A lot can happen in 20 years. And yet sometimes you look back and find that for all the apparent change, you are not very far from where you started.
We have had that feeling lately as we look back on the work we did as co-chairmen of the 1994 Bipartisan Commission on Entitlement and Tax Reform. In August of that year, our commission issued an interim report. Thirty of the 32 members agreed that “current trends are not sustainable.”
Much has changed since then. Yet in Washington, D.C., one thing remains the same: Current trends are unsustainable.

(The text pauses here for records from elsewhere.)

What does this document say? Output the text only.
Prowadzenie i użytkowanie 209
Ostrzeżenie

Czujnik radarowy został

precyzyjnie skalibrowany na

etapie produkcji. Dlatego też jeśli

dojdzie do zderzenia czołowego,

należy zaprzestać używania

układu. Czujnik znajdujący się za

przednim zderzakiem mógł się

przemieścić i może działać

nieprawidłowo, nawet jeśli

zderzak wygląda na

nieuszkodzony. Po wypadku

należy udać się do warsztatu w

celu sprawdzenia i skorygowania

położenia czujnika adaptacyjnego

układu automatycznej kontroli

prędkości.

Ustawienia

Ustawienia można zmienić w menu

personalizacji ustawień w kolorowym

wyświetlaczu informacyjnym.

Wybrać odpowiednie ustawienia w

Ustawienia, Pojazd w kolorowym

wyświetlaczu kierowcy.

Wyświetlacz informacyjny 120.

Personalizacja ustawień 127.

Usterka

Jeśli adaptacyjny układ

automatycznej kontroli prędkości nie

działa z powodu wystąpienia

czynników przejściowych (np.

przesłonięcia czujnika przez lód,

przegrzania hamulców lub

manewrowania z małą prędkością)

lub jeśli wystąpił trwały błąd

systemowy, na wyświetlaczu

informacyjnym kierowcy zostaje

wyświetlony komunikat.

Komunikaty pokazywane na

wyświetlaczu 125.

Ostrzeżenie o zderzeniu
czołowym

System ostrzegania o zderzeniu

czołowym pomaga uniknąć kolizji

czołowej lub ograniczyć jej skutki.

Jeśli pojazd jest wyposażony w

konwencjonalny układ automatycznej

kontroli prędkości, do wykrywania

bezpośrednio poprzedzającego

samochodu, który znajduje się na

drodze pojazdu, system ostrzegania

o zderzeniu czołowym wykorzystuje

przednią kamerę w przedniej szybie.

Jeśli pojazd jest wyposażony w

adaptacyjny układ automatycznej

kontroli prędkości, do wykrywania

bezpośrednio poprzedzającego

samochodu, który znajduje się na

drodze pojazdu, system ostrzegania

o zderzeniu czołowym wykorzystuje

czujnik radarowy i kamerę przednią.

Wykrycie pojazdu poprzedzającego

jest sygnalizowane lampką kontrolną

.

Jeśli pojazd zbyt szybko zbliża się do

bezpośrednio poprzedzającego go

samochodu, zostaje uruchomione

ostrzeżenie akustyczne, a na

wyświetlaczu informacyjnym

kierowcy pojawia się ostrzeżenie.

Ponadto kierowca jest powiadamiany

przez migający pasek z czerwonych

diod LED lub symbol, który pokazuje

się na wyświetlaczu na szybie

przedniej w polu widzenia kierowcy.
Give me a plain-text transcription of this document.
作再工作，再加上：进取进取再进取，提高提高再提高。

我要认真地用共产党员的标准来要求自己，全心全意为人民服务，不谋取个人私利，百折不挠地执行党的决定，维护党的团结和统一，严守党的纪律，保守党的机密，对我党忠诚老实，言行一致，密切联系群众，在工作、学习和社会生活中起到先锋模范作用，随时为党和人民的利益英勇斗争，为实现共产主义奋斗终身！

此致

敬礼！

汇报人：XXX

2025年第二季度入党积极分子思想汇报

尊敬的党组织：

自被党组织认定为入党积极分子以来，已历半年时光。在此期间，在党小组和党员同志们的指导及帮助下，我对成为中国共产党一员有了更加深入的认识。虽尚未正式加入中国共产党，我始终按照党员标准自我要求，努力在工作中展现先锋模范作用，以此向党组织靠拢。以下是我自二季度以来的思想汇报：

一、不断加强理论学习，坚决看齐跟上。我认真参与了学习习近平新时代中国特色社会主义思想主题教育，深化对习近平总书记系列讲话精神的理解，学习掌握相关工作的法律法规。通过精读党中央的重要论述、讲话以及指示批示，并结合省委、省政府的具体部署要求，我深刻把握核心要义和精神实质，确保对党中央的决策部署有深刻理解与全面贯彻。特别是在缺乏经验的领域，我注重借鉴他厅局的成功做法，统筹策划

The numbers have changed, of course. In fact, some of the changes have been positive, particularly the projections for health care spending and interest on the debt. For the next few years at least, the debt is projected to remain relatively stable as a share of the economy.
Unfortunately, that is not the end of the story.
We still have a structural mismatch between entitlement promises and revenue. An aging population and rising health care costs, the basic dynamics that we warned about, remain a threat to fiscal stability.
Meanwhile, the passage of time, the failure to take more ambitious actions and the enactment of new obligations have combined to limit our choices and placed the government in a more difficult position to address the challenges than it was in 20 years ago.
The debt burden has grown sharply. Debt held by the public has gone from 48 percent of gross domestic product in 1994 to 74 percent in 2014. This limits our fiscal flexibility and constrains the policy choices of future generations.
Demographics are working against us. The baby boom generation, which was coming into its peak earning years when we were on the commission, has begun to retire, slowing potential economic growth, lowering potential revenue, and increasing spending on retirement and health care benefits.
Social Security, which still had many years of positive cash flows ahead of it in 1994, has begun to run cash deficits. With each passing year, the cumulative gap that must be closed grows wider, and the Disability Insurance Trust Fund is projected to run dry before the next president takes office.
Government health care benefits have been expanded with a Medicare prescription drug benefit (Part D), wider eligibility for Medicaid and new health-insurance subsidies. Discretionary spending has been capped at its lowest level in more than 50 years, making further savings from this category improbable. Simply maintaining the current caps will be an onerous challenge. Income tax rates have been cut for most households, and the revenue drain from “tax expenditures” has increased.
Even the good news on interest costs and health care comes with some major caveats.
Interest on the debt has grown more slowly than we projected, primarily because deficits were not as high as forecast in the early years, and interest rates in recent years have been unusually low due to the economic slowdown. As deficits begin to rise again and interest rates return to more traditional levels, however, the cost of servicing our higher debt will become the fastest-growing category of the budget. The prospect of spiraling interest costs has merely been postponed, not eliminated.
Health care cost growth has moderated considerably in recent years, and this development is now programmed into the long-term projections by both the Congressional Budget Office and the Medicare trustees. However, the extent to which this slower growth will persist is highly uncertain. If the recent decrease in per-person costs proves to be temporary, as some analysts believe, the expense of providing benefits could rise much higher than projected.
Moreover, the favorable long-term projections depend in part upon the success of cost-control strategies in the Affordable Care Act that have yet to be fully implemented or tested. The Medicare chief actuary has warned that some of the assumed savings may not be feasible over the long term.
Buying time through incremental change has also left in place a dynamic that is transforming the federal budget into little more than an automated process of writing checks to individuals. Such transfer payments have grown from 56 percent of the budget in 1994 to 70 percent in 2014.
Federal investment spending has continued a decline that began before our report. According to the Office of Management and Budget, federal spending on major investment programs is now 2.7 percent of GDP and 12.8 percent of the budget – both historic lows. Forty years ago, those numbers were 4.1 percent of GDP and 22.7 percent of the budget.
We’re placing a growing burden on future workers and investing less in the economy that will be called upon to support that burden.
And this generationally irresponsible pattern will continue, absent major changes that alter the long-term trends rather than simply postpone a crisis.
We still believe that such changes can happen. For the sake of a stronger economy for future generations, they must. But the clock is ticking, and these issues largely were ignored on the campaign trail this fall. We can’t wait another 20 years.
J. Robert Kerrey was a Democratic U.S. senator from Nebraska from 1989 to 2001. John C. Danforth was a Republican U.S. senator from Missouri from 1976 to 1995.